Fires can start in a variety of ways while on the job, so it’s important to know what risks are present and how to use a fire extinguisher if the need arises. The consequences of a fire on the job include injury, brush fires and more.

How to Prevent Fires

When on the job, all smoking is prohibited when handling or working around flammable liquids. All flammable liquids should be stored, handled and dispensed only using approved containers to avoid leaks and spills. Whenever possible, avoid open flames and other sources of ignition as well.

Avoiding Fires When Using Power Tools

When fueling power tools like chain saws, it is important to keep gasoline away from brush or flammable substances. That’s why it’s recommended that you refuel on a paved or dirt surface, or even a tarpaulin if necessary. Gasoline kills grass and can cause permanent damage to asphalt as well. Be sure to keep hot surfaces like exhaust ports and exhaust covers maintained on chain saws and other power tools.

Fire Extinguisher Types

Every truck needs to be equipped with a properly classified fire extinguisher that is kept charged at all times. If you do need to use it on the job, it should be turned in for recharging and service so that is ready for use again.

There are three general types of extinguishers, each containing unique extinguishants that are best for different types of fires:

Class A – Used for burning paper, trash, wood. These require an extinguisher filler with water.

Class B – Used for burning flammable liquid (gasoline), oils, and grease. Class B fires require the oxygen in the air to be removed for complete extinguishing.

Class C – Used for electrical equipment fires. These contain non-conductive agents like carbon dioxide or dry chemicals. Remember, you should never apply water to an electrical fire.

Class ABC Extinguishers – also known as combination extinguishers, are good for putting out all classes of fire.

Following Proper Procedure

Fire extinguishers carriers located inside of your work trucks should be properly filled, checked monthly to ensure they are working properly, inspected and re-tagged annually. Their placement should be readily accessible, securely mounted on the vehicle, located for easy visual inspection, mounted in a location where they will not freeze, in addition to being of a type that does not use a vaporizing liquid that gives off toxic vapors.
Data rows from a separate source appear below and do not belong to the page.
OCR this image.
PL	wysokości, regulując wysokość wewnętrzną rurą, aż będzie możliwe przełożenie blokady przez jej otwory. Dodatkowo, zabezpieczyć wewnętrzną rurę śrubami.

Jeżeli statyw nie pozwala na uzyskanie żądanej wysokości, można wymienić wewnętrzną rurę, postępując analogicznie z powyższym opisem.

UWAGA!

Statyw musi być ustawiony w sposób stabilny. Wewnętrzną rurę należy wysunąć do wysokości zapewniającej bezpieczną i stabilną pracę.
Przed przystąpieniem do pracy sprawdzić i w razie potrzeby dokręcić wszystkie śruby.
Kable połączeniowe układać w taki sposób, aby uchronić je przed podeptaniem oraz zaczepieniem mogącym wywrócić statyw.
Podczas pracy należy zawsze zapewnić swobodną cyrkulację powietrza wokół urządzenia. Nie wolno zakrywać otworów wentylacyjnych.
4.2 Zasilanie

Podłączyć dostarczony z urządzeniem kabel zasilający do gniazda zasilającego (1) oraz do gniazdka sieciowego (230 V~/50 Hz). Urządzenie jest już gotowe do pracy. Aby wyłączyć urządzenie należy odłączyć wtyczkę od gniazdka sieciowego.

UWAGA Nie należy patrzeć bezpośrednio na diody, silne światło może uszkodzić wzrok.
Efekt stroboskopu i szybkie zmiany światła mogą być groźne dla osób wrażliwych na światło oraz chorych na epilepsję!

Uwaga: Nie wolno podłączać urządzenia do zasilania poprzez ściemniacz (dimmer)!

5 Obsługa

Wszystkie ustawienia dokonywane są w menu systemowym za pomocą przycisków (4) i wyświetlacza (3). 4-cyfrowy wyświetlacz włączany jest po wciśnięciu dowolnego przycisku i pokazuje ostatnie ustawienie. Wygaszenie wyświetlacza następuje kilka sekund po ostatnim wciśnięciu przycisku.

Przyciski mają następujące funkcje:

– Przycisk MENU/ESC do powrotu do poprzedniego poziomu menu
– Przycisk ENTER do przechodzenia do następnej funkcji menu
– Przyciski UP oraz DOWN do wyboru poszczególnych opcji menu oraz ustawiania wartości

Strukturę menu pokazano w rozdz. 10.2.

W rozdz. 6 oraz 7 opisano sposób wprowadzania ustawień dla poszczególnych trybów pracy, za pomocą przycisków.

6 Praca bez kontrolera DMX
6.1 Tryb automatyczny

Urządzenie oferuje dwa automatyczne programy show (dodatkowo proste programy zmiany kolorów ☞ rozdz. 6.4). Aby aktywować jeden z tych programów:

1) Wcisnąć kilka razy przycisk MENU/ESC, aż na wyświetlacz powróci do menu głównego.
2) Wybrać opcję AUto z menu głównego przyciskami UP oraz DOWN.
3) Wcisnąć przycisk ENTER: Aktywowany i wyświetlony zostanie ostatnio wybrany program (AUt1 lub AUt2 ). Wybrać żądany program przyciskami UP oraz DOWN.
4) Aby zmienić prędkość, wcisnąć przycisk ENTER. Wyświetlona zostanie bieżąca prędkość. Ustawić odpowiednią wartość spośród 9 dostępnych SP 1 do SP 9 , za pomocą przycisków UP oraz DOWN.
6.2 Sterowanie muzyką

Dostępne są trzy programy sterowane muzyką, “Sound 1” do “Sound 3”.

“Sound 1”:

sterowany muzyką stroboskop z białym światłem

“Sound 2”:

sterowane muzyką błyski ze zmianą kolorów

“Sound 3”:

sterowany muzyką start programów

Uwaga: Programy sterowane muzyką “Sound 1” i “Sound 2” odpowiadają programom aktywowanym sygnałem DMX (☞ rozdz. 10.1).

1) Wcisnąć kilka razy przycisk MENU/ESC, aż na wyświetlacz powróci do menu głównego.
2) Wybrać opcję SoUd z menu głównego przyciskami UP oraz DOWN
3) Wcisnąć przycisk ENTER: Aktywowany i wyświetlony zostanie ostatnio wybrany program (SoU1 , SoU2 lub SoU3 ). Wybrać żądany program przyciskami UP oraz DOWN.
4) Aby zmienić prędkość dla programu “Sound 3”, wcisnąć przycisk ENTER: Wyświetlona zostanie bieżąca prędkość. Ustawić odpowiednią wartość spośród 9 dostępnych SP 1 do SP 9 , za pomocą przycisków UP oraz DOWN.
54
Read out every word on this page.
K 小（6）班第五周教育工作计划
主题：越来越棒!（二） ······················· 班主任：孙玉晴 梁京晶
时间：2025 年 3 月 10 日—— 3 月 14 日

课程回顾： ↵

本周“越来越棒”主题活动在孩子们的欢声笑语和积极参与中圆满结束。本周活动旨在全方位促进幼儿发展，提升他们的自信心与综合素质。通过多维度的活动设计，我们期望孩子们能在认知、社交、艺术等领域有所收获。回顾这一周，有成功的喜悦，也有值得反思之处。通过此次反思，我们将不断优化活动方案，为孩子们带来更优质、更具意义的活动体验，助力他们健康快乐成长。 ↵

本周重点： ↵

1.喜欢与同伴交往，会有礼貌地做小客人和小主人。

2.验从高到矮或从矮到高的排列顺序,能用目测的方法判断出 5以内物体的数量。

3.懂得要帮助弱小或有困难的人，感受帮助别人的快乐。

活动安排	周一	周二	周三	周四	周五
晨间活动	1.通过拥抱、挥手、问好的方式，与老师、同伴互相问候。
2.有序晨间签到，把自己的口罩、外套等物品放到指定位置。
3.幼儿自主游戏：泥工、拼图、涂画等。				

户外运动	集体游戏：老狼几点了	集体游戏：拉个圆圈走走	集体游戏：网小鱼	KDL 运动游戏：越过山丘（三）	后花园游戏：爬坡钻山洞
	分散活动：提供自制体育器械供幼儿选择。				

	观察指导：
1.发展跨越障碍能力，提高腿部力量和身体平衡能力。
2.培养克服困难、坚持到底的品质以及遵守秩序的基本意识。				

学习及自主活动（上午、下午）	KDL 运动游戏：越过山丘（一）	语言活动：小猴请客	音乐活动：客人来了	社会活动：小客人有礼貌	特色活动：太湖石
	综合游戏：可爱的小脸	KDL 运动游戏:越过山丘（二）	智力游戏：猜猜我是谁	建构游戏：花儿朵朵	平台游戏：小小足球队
Work with your General Forman to ensure proper placement.

Extinguishing a Fire

Before using a fire extinguisher, ask your crew leader for training on how to properly use the cannister. Remember these rules during use:

1. Know how the extinguisher works before you need it in an emergency situation.
2. Study any instructions printed on the container well before a fire breaks out.
3. Stay as far away from the fire as possible.
4. Aim at the source or base of the fire, not up in the flames.
5. Position yourself upwind, allowing the wind to carry the extinguisher to the fire rather than carrying the flames to you.
6. Continue until whatever was burning has been cooled. Remember, an absence of smoke or flame doesn’t mean the fire is all the way out or can’t restart.

Next time you’re on the job, be sure to remember these tips to avoid the hazards of a fire. Always take the proper precautions to avoid ignition and have your fire hydrant in an easily accessible spot. This can help ensure you get home safe, every day.